Even though I call them friend, at the end of the day, I know what I did. A friend never pushes his brothers to hell while he enjoys heaven. So I know I can't be friends with them after what I did. But if I start feeling guilty, then I won't be able to enjoy this.
Humans are inherently selfish, and I am no different.
Kamala didn't respond immediately. Her shoulders slumped, and she sank down beside me. "I thought I was giving them hope," she murmured. "All this time, I really believed that if we kept fighting, something good would come of it. But now… I don't even know if any of it mattered."
I turned to her then, my voice firm but calm. "It did matter. You gave people something to believe in when everything else fell apart. That's not false hope, Kamala—that's what keeps the world from dying completely."

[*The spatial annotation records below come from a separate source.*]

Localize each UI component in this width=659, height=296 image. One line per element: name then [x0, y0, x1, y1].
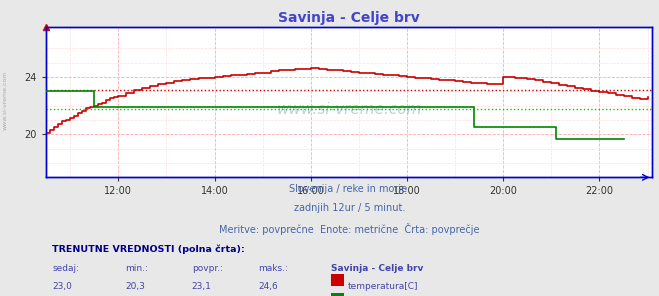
Text: zadnjih 12ur / 5 minut.: zadnjih 12ur / 5 minut. — [293, 203, 405, 213]
Text: Savinja - Celje brv: Savinja - Celje brv — [331, 263, 424, 273]
Title: Savinja - Celje brv: Savinja - Celje brv — [278, 12, 420, 25]
Text: www.si-vreme.com: www.si-vreme.com — [277, 102, 422, 117]
Text: min.:: min.: — [125, 263, 148, 273]
Text: 23,1: 23,1 — [192, 282, 212, 291]
Text: 24,6: 24,6 — [258, 282, 278, 291]
Text: www.si-vreme.com: www.si-vreme.com — [3, 71, 8, 131]
Text: Meritve: povprečne  Enote: metrične  Črta: povprečje: Meritve: povprečne Enote: metrične Črta:… — [219, 223, 480, 235]
Text: sedaj:: sedaj: — [52, 263, 79, 273]
Text: 23,0: 23,0 — [52, 282, 72, 291]
Text: TRENUTNE VREDNOSTI (polna črta):: TRENUTNE VREDNOSTI (polna črta): — [52, 245, 245, 255]
Bar — [331, 274, 345, 287]
Text: maks.:: maks.: — [258, 263, 288, 273]
Text: povpr.:: povpr.: — [192, 263, 223, 273]
Text: 20,3: 20,3 — [125, 282, 145, 291]
Text: temperatura[C]: temperatura[C] — [348, 282, 418, 291]
Bar — [331, 293, 345, 296]
Text: Slovenija / reke in morje.: Slovenija / reke in morje. — [289, 184, 410, 194]
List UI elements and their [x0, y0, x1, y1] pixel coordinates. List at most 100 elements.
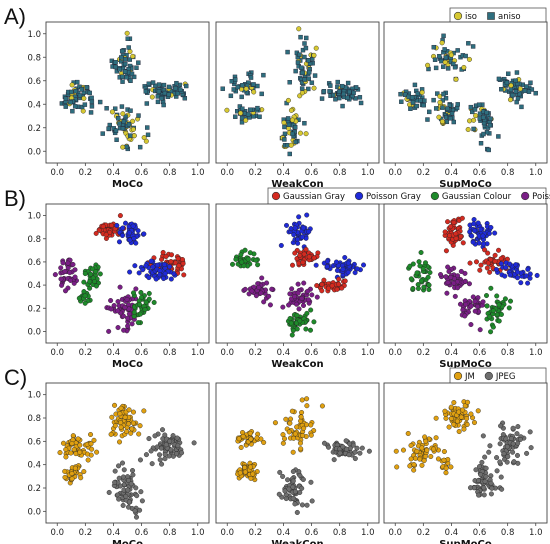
scatter-panel-weakcon: 0.0 0.2 0.4 0.6 0.8 1.0 WeakCon: [215, 203, 380, 370]
data-point: [443, 415, 449, 421]
y-tick-label: 0.8: [27, 53, 41, 63]
data-point: [304, 310, 310, 316]
data-point: [119, 104, 125, 109]
data-point: [321, 89, 327, 94]
data-point: [354, 266, 360, 272]
data-point: [290, 468, 296, 474]
data-point: [292, 431, 298, 437]
data-point: [524, 84, 529, 89]
data-point: [333, 259, 339, 265]
data-point: [345, 80, 351, 86]
data-point: [475, 304, 481, 310]
data-point: [481, 485, 487, 491]
legend-marker: [521, 191, 530, 201]
data-point: [414, 270, 420, 276]
x-axis-title: SupMoCo: [439, 359, 492, 370]
data-point: [504, 80, 510, 86]
data-point: [167, 264, 173, 270]
data-point: [422, 260, 428, 266]
data-point: [77, 84, 82, 90]
data-point: [140, 267, 146, 273]
x-tick-label: 0.6: [305, 168, 319, 178]
data-point: [296, 260, 302, 266]
data-point: [124, 144, 129, 150]
data-point: [494, 312, 500, 318]
row-letter: A): [4, 4, 26, 29]
data-point: [458, 268, 464, 274]
data-point: [337, 95, 342, 101]
data-point: [163, 253, 169, 259]
data-point: [84, 85, 90, 90]
data-point: [123, 220, 129, 226]
data-point: [457, 301, 463, 307]
data-point: [485, 250, 491, 256]
y-tick-label: 0.2: [27, 124, 41, 134]
data-point: [269, 286, 275, 292]
data-point: [87, 90, 92, 96]
data-point: [121, 119, 127, 124]
data-point: [451, 219, 457, 225]
data-point: [127, 133, 133, 138]
data-point: [146, 296, 152, 302]
x-tick-label: 0.8: [163, 348, 177, 358]
data-point: [131, 309, 137, 315]
data-point: [309, 80, 315, 85]
data-point: [336, 276, 342, 282]
data-point: [478, 141, 484, 146]
data-point: [471, 117, 477, 123]
data-point: [477, 327, 483, 333]
data-point: [113, 128, 119, 133]
data-point: [431, 446, 437, 452]
data-point: [304, 396, 310, 402]
y-tick-label: 0.0: [27, 327, 41, 337]
data-point: [93, 230, 99, 236]
data-point: [239, 259, 245, 265]
scatter-panel-weakcon: 0.0 0.2 0.4 0.6 0.8 1.0 WeakCon: [215, 382, 380, 544]
data-point: [340, 83, 345, 89]
data-point: [302, 77, 307, 82]
data-point: [292, 294, 298, 300]
data-point: [424, 447, 430, 453]
data-point: [250, 471, 256, 477]
data-point: [415, 282, 421, 288]
data-point: [455, 273, 461, 279]
data-point: [514, 275, 520, 281]
data-point: [243, 117, 249, 123]
x-axis-title: SupMoCo: [439, 539, 492, 544]
data-point: [497, 459, 503, 465]
data-point: [81, 95, 87, 101]
data-point: [162, 271, 168, 277]
data-point: [125, 36, 130, 41]
data-point: [314, 294, 320, 300]
data-point: [72, 274, 78, 280]
data-point: [298, 414, 304, 420]
data-point: [526, 89, 532, 94]
scatter-panel-moco: 0.0 0.2 0.4 0.6 0.8 1.0 0.0 0.2 0.4 0.6 0.8 1.0 MoCo: [27, 21, 210, 190]
data-point: [163, 442, 169, 448]
y-tick-label: 1.0: [27, 212, 41, 222]
legend-label: Poisson Colour: [532, 192, 550, 202]
data-point: [476, 477, 482, 483]
data-point: [135, 228, 141, 234]
legend-label: aniso: [498, 12, 521, 22]
data-point: [325, 444, 331, 450]
data-point: [148, 258, 154, 264]
data-point: [104, 106, 109, 111]
data-point: [285, 49, 290, 55]
data-point: [146, 290, 152, 296]
data-point: [88, 441, 94, 447]
data-point: [334, 286, 340, 292]
data-point: [306, 69, 312, 75]
data-point: [441, 64, 446, 69]
data-point: [308, 422, 314, 428]
x-tick-label: 0.4: [107, 168, 121, 178]
data-point: [297, 473, 303, 479]
data-point: [470, 239, 476, 245]
x-tick-label: 1.0: [191, 168, 205, 178]
data-point: [143, 89, 149, 94]
data-point: [443, 470, 449, 476]
x-tick-label: 0.2: [249, 528, 263, 538]
data-point: [112, 402, 118, 408]
data-point: [462, 403, 468, 409]
data-point: [58, 276, 64, 282]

Her lips trembled, and for a moment, the confident, brave hero the world once called Ms. Marvel looked like a tired girl who just wanted to stop fighting.
She leaned forward and hugged me—not out of romance, but out of sheer human need for reassurance. I returned it lightly, a hand resting on her shoulder.
"You gave them one last chance to fight," I said quietly. "That's more than most ever get."
Kamala pulled back, wiping her eyes with the back of her hand. "So what now?" she asked.
"Now?" I looked out toward the horizon, where thunderheads were beginning to gather. "Now we finish it."
As if on cue, I saw Valkyrie was in the courtyard; she was polishing her swords. Her sword gleaming faintly in the moonlight.
Blade Knight and Death Dealer were also with her, polishing their own equipment, while Katy Chen trailed them, clutching a plasma rifle almost too big for her.
Shang-Chi looks like he is practicing some moves. Jimmy polishing his gun. Hope that's not what he is using tomorrow. That gun seems like it didn't have enough firepower. Kate was also with them.
Yelena and Shalltear was the only one missing.